Tutti abbiamo sentito parlare di Sindrome dei Balcani. Sappiamo che riguarda una serie di malattie e problemi di salute emersi in seguito ai conflitti armati nel Balcani negli anni ’90. In questa guida, oltre a fare il punto sulle problematiche di salute andiamo ad analizzare le cause della sindrome. Il nostro focus è poi sulla tutela legale delle vittime e sui loro diritti. Troppo spesso, dai primi conflitti in cui sono state usate armi all’uranio impoverito, è mancato infatti il riconoscimento da parte dello Stato Italiano della causa di servizio e dello status di vittime del dovere per i militari italiani coinvolti.
L’Avvocato Ezio Bonanni è stato in prima linea nella difesa delle vittime che hanno contratto malattie in seguito ai loro servizi, in missioni di pace e nelle esercitazioni militari.
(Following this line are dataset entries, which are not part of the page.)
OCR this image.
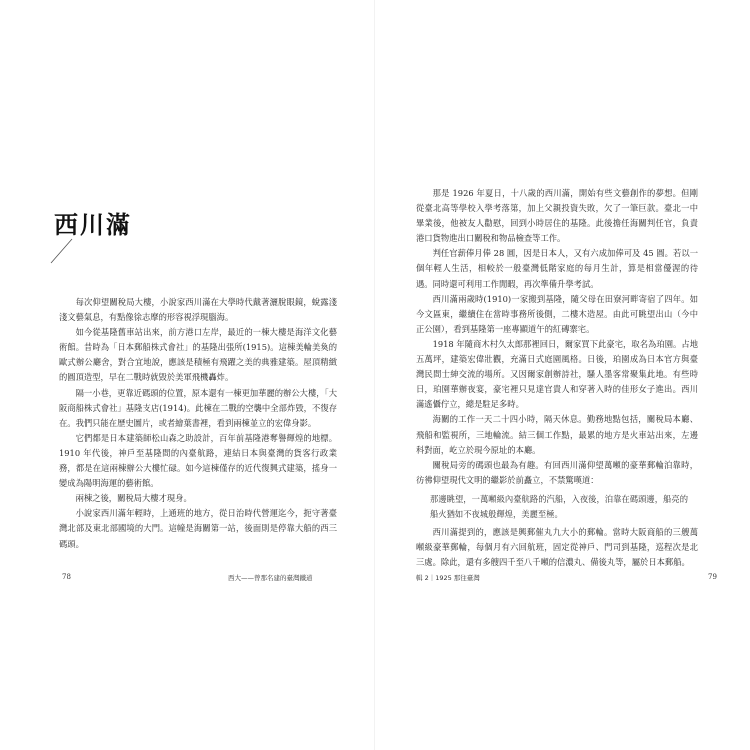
西川滿

每次仰望關稅局大樓，小說家西川滿在大學時代戴著灑脫眼鏡，蛻露淺淺文藝氣息，有點像徐志摩的形容視浮現腦海。

如今從基隆舊車站出來，前方港口左岸，最近的一棟大樓是海洋文化藝術館。昔時為「日本郵船株式會社」的基隆出張所(1915)。這棟美輪美奐的歐式辦公廳舍，對合宜地說，應該是積極有飛躍之美的典雅建築。屋頂精緻的圓頂造型，早在二戰時就毀於美軍飛機轟炸。

隔一小巷，更靠近碼頭的位置，原本還有一棟更加華麗的辦公大樓，「大阪商船株式會社」基隆支店(1914)。此棟在二戰的空襲中全部炸毀，不復存在。我們只能在歷史圖片，或者繪葉書裡，看到兩棟並立的宏偉身影。

它們都是日本建築師松山森之助設計，百年前基隆港奪譽輝煌的地標。1910 年代後，神戶至基隆間的內臺航路，連結日本與臺灣的貨客行政業務，都是在這兩棟辦公大樓忙碌。如今這棟僅存的近代復興式建築，搖身一變成為陽明海運的藝術館。

兩棟之後，關稅局大樓才現身。

小說家西川滿年輕時，上通班的地方，從日治時代營運迄今，扼守著臺灣北部及東北部國境的大門。這幢是海關第一站，後面則是停靠大船的西三碼頭。

78	西大——曾那名建的臺灣鐵道

那是 1926 年夏日，十八歲的西川滿，開始有些文藝創作的夢想。但剛從臺北高等學校入學考落第，加上父親投資失敗，欠了一筆巨款。臺北一中畢業後，他被友人勸慰，回到小時居住的基隆。此後擔任海關判任官，負責港口貨物進出口關稅和物品檢查等工作。

判任官薪俸月俸 28 圓，因是日本人，又有六成加俸可及 45 圓。若以一個年輕人生活，相較於一般臺灣低階家庭的每月生計，算是相當優渥的待遇。同時還可利用工作閒暇，再次準備升學考試。

西川滿兩歲時(1910)一家搬到基隆，隨父母在田寮河畔寄宿了四年。如今文區東，繼續住在當時事務所後側，二樓木造屋。由此可眺望出山（今中正公園），看到基隆第一座專顯道午的紅磚寨宅。

1918 年隨商木村久太郎那裡回日，爾家買下此豪宅，取名為珀園。占地五萬坪，建築宏偉壯觀，充滿日式庭園風格。日後，珀園成為日本官方與臺灣民間士紳交流的場所。又因爾家創辦詩社，騷人墨客常聚集此地。有些時日，珀園華辦夜宴，豪宅裡只見達官貴人和穿著入時的佳形女子進出。西川滿遙懾佇立，總是駐足多時。

海關的工作一天二十四小時，隔天休息。勤務地點包括，關稅局本廳、飛船和監視所，三地輪流。結三個工作點，最累的地方是火車站出來，左邊科對面，屹立於現今原址的本廳。

關稅局旁的碼頭也最為有趣。有回西川滿仰望萬噸的豪華郵輪泊靠時，彷彿仰望現代文明的繼影於前矗立，不禁驚嘆道：

那邊眺望，一萬噸級內臺航路的汽船，入夜後，泊靠在碼頭邊，船亮的船火猶如不夜城般輝煌，美麗至極。

西川滿提到的，應該是興郵催丸九大小的郵輪。當時大阪商船的三艘萬噸級豪華郵輪，每個月有六回航班，固定從神戶、門司到基隆，巡程次是北三處。除此，還有多艘四千至八千噸的信濃丸、備後丸等，屬於日本郵船。

輯 2｜1925 那往臺灣	79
La Sindrome dei Balcani infatti ha riguardato numerosi soldati italiani in missione in Ex-Jugoslavia. Il primo caso accertato di morte per una malattia causata dai rischi a cui furono esposti i nostri militari nelle missioni di pace nei Balcani risale al 1999. E fu quello del soldato sardo Salvatore Vacca. Seguirono molti altri casi che aumentarono tristemente nel corso degli anni.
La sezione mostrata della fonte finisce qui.